Orderly market-based restructurings via exchange offers need to occur in 2011. Such exchange offers can limit private creditors' losses if they are done early. That way, formal haircuts on the face value of debt can be avoided via new bonds that include only a maturity extension and an interest-rate cap that is set below today's unsustainable market rates. Waiting to restructure unsustainable debts would only lead to disorderly workouts and severe haircuts for some private creditors.
Finally, Europe needs policies that restore competitiveness and growth to the eurozone's periphery, where GDP is either still contracting (Greece, Spain, and Ireland) or barely growing (Italy and Portugal). Without growth, it will be difficult to stabilize public and private debts and deficits as a share of GDP—the most important indicator of fiscal sustainability. Moreover, without growth, the social and political backlash against painful belt-tightening will eventually undermine austerity and reform.
Unfortunately, fiscal austerity and structural reforms are—at least in the short run—recessionary and deflationary. So other policies are needed to restore growth. The ECB should pursue a much looser monetary policy to jump-start growth, with a weaker euro to help boost the periphery's competitiveness. In addition, Germany should delay its fiscal consolidation; if anything, it should cut taxes for a couple of years to boost its own growth and—via trade—that of the periphery.
In the next few months, it will become clear whether European policymakers can compromise and implement reforms that dampen the threat of a eurozone breakup. Either the EU moves in the direction of a more stable equilibrium of closer integration, or the risk of an unstable and disorderly breakup scenario will rise significantly.
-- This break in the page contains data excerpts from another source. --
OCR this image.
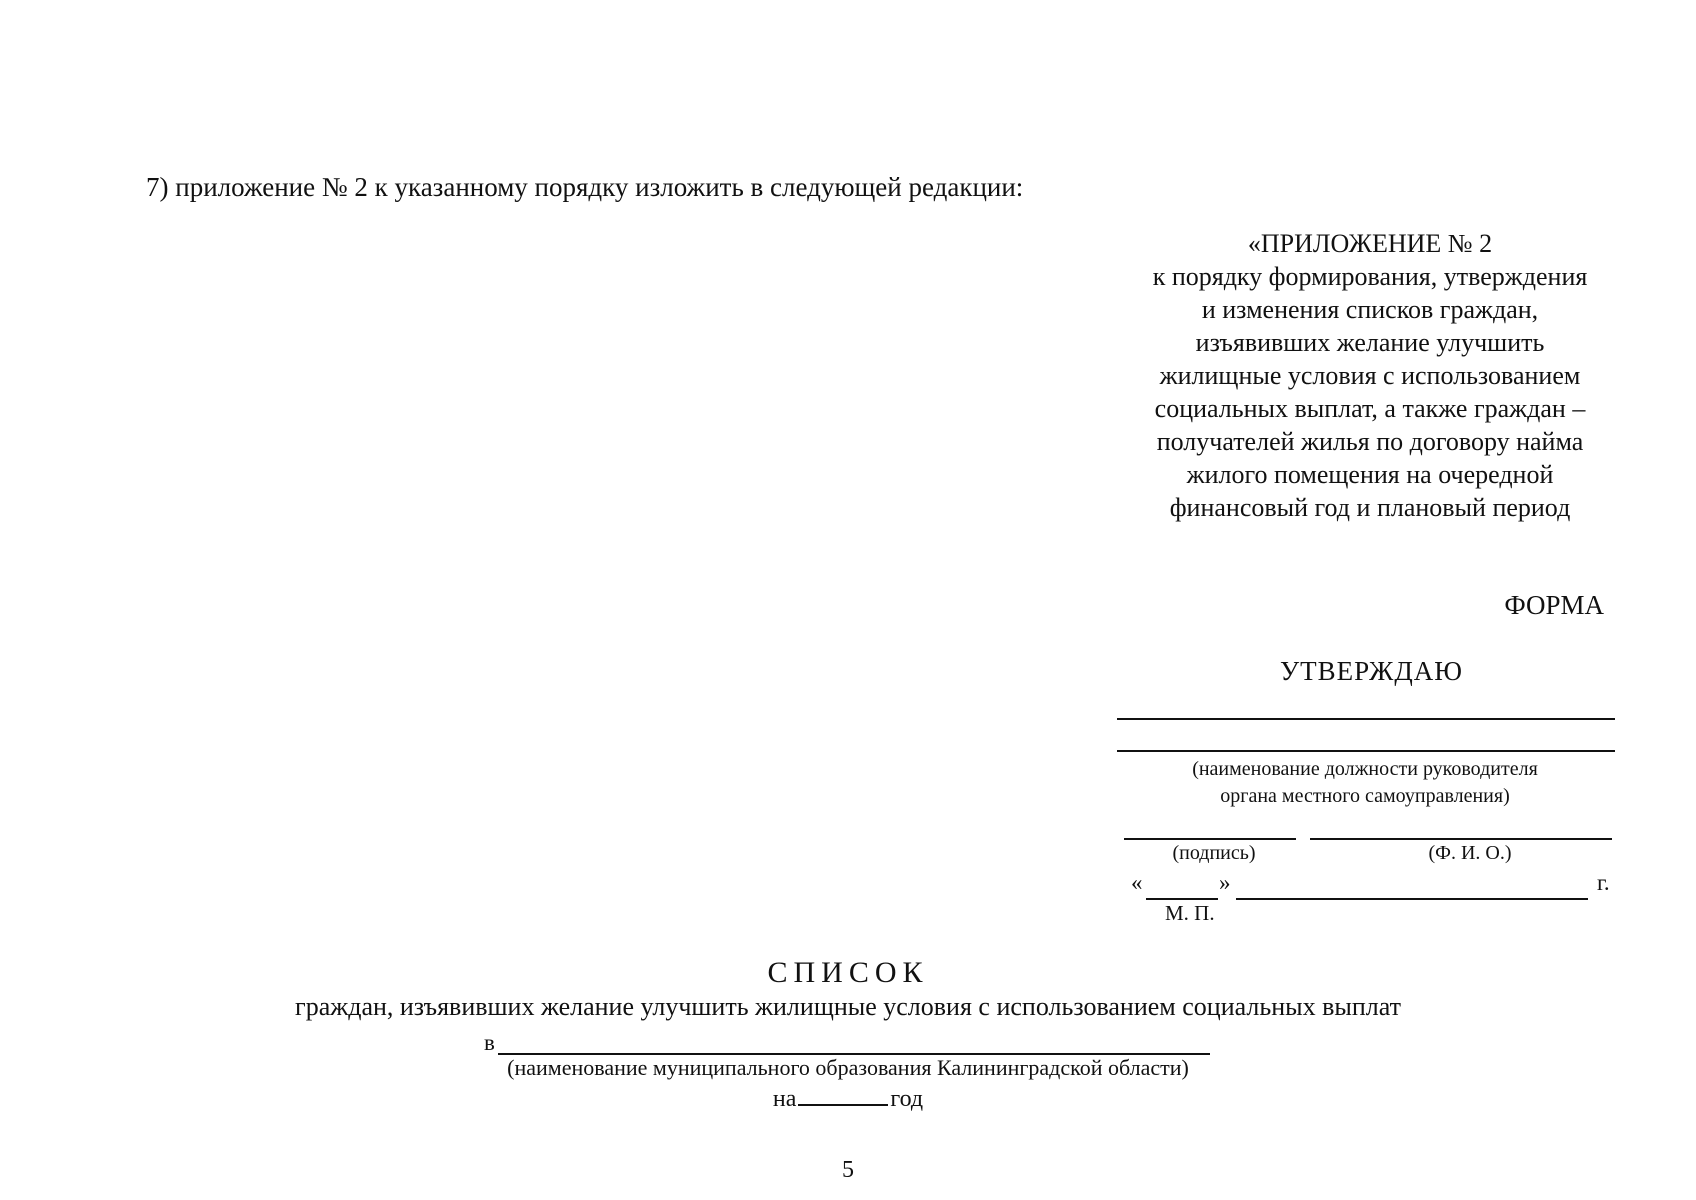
7) приложение № 2 к указанному порядку изложить в следующей редакции:
«ПРИЛОЖЕНИЕ № 2
к порядку формирования, утверждения
и изменения списков граждан,
изъявивших желание улучшить
жилищные условия с использованием
социальных выплат, а также граждан –
получателей жилья по договору найма
жилого помещения на очередной
финансовый год и плановый период
ФОРМА
УТВЕРЖДАЮ
(наименование должности руководителя
органа местного самоуправления)
(подпись)	(Ф. И. О.)
«	»	г.
М. П.
СПИСОК
граждан, изъявивших желание улучшить жилищные условия с использованием социальных выплат
в
(наименование муниципального образования Калининградской области)
на	год
5
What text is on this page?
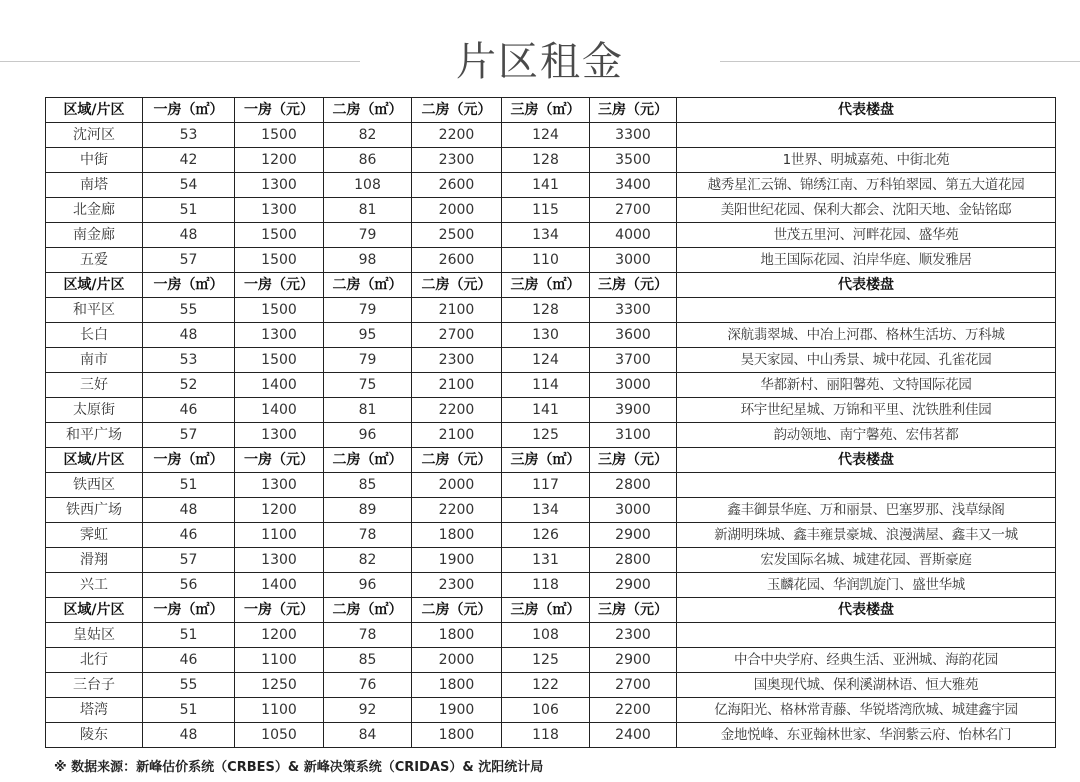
片区租金
区域/片区	一房（㎡）	一房（元）	二房（㎡）	二房（元）	三房（㎡）	三房（元）	代表楼盘
沈河区	53	1500	82	2200	124	3300	
中街	42	1200	86	2300	128	3500	1世界、明城嘉苑、中街北苑
南塔	54	1300	108	2600	141	3400	越秀星汇云锦、锦绣江南、万科铂翠园、第五大道花园
北金廊	51	1300	81	2000	115	2700	美阳世纪花园、保利大都会、沈阳天地、金钻铭邸
南金廊	48	1500	79	2500	134	4000	世茂五里河、河畔花园、盛华苑
五爱	57	1500	98	2600	110	3000	地王国际花园、泊岸华庭、顺发雅居
区域/片区	一房（㎡）	一房（元）	二房（㎡）	二房（元）	三房（㎡）	三房（元）	代表楼盘
和平区	55	1500	79	2100	128	3300	
长白	48	1300	95	2700	130	3600	深航翡翠城、中冶上河郡、格林生活坊、万科城
南市	53	1500	79	2300	124	3700	昊天家园、中山秀景、城中花园、孔雀花园
三好	52	1400	75	2100	114	3000	华都新村、丽阳馨苑、文特国际花园
太原街	46	1400	81	2200	141	3900	环宇世纪星城、万锦和平里、沈铁胜利佳园
和平广场	57	1300	96	2100	125	3100	韵动领地、南宁馨苑、宏伟茗都
区域/片区	一房（㎡）	一房（元）	二房（㎡）	二房（元）	三房（㎡）	三房（元）	代表楼盘
铁西区	51	1300	85	2000	117	2800	
铁西广场	48	1200	89	2200	134	3000	鑫丰御景华庭、万和丽景、巴塞罗那、浅草绿阁
霁虹	46	1100	78	1800	126	2900	新湖明珠城、鑫丰雍景豪城、浪漫满屋、鑫丰又一城
滑翔	57	1300	82	1900	131	2800	宏发国际名城、城建花园、晋斯豪庭
兴工	56	1400	96	2300	118	2900	玉麟花园、华润凯旋门、盛世华城
区域/片区	一房（㎡）	一房（元）	二房（㎡）	二房（元）	三房（㎡）	三房（元）	代表楼盘
皇姑区	51	1200	78	1800	108	2300	
北行	46	1100	85	2000	125	2900	中合中央学府、经典生活、亚洲城、海韵花园
三台子	55	1250	76	1800	122	2700	国奥现代城、保利溪湖林语、恒大雅苑
塔湾	51	1100	92	1900	106	2200	亿海阳光、格林常青藤、华锐塔湾欣城、城建鑫宇园
陵东	48	1050	84	1800	118	2400	金地悦峰、东亚翰林世家、华润紫云府、怡林名门
※ 数据来源：新峰估价系统（CRBES）& 新峰决策系统（CRIDAS）& 沈阳统计局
Read the whole piece here.
Congdon:
So we appear to be reaching some sort of endgame. The final rupture is likely to see the ECB in Frankfurt telling a national central bank that it will have to refuse requests for help from that nation’s government and/or banking system. In this context, it is interesting that the ECB has recently taken action to boost its capital base.
Anyhow the latest ECB weekly return shows a sharp and resumed rise in lending to the commercial banking systems. These new loans – very probably, although not certainly – are loans to PIGs banks that are running out of cash. If a trend is unsustainable, it will stop. No one knows the exact date of the Eurozone’s breakup. Nevertheless, unless a big boom gets under way soon, the Eurozone will break up in 2011. A big boom would follow the deliberate large-scale monetisation of public deficits/debt, but the Germans are wholly opposed to that, and it is impossible to see rapid and effective agreement on scale, instrument and method by the relevant authorities in the Eurozone.
Link to Dr. Congdon´s article.
PS
I would not bet on it, but I think Congdon might be closer to the truth.